Illustration: Sébastien Thibault
Au début des années 2010, n’entrait pas qui voulait dans le laboratoire d’Emmanuelle Charpentier. De toute façon, personne ne voulait y aller. Sous haute sécurité et soumis à des protocoles très stricts, l’endroit hébergeait des colonies de Streptococcus pyogenes , l’infâme «bactérie mangeuse de chair». La chercheuse française, alors à l’université d’Umeå, en Suède, a confronté la bête pendant plus de trois ans. Le jeu en valait la chandelle, car le microbe cachait dans ses gènes un outil moléculaire ultra puissant que la professeure a réussi à dompter. D’une bactérie capable de tuer, elle a soutiré une biotechnologie qui sauvera des vies et qui est déjà au cœur d’une incroyable révolution dans le monde de l’ingénierie génétique: CRISPR/Cas9 – ou plus familièrement, dans l’intimité des labos, «CRISPR».
Prononcé à l’anglaise crisper , le nom sonne comme une marque de croustilles ou de chocolat.
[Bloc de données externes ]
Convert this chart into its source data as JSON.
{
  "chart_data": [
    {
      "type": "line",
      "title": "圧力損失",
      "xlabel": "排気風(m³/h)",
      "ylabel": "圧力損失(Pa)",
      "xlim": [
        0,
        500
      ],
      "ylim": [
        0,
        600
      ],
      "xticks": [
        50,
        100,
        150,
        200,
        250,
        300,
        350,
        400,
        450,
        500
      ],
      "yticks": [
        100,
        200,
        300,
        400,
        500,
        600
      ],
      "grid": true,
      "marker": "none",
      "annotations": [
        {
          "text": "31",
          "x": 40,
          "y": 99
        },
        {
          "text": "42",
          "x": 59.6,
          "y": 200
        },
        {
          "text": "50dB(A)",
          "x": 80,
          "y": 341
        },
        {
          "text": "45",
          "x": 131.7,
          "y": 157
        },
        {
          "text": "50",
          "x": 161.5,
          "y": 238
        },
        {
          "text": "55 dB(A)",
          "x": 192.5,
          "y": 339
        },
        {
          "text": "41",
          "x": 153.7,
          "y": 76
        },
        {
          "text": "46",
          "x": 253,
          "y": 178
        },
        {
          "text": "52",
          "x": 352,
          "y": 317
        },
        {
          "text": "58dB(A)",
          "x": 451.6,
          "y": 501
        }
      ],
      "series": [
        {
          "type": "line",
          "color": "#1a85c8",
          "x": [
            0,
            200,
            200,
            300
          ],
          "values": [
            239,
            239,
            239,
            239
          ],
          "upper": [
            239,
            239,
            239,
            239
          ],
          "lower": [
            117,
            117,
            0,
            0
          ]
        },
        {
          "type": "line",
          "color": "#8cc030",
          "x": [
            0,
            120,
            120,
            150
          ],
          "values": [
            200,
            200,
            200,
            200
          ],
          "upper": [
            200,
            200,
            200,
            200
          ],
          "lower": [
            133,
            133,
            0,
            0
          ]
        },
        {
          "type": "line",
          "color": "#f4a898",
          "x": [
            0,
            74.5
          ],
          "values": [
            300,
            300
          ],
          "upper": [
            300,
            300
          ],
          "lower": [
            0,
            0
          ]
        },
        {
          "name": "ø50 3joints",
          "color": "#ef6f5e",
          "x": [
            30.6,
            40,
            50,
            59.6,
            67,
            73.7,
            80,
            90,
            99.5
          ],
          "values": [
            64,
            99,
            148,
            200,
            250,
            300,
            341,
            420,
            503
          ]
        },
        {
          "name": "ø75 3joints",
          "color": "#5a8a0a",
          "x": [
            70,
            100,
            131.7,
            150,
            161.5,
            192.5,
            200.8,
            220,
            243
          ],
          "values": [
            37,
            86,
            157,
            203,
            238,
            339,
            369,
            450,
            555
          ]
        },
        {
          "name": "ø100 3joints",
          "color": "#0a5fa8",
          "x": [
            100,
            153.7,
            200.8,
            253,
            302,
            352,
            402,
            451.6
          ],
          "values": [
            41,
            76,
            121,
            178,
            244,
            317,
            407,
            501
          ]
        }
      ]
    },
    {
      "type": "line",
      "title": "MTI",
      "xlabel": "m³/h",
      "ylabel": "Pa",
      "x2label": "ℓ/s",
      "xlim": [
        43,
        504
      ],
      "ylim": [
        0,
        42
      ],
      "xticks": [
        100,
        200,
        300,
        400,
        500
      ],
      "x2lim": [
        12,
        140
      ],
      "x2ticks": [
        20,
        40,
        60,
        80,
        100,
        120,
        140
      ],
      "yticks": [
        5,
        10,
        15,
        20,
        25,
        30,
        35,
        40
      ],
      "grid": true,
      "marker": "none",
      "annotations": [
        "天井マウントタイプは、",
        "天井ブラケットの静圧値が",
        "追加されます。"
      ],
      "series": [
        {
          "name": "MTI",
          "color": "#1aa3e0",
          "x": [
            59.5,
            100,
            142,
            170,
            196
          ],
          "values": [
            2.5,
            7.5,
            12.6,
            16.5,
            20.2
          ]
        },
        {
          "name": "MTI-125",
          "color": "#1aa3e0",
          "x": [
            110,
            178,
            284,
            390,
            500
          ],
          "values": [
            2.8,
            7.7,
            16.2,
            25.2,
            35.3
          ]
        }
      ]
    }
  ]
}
Il s’agit pourtant de l’outil le plus précis jamais conçu pour modifier les gènes à volonté. Depuis déjà trois ans, il est utilisé dans tous les laboratoires de biologie moléculaire du monde. Percée capitale, découverte fondamentale ou révolution, ces expressions surutilisées en science deviennent des euphémismes quand il est question de CRISPR qui a fait passer le génie génétique de l’âge de pierre à l’ère spatiale.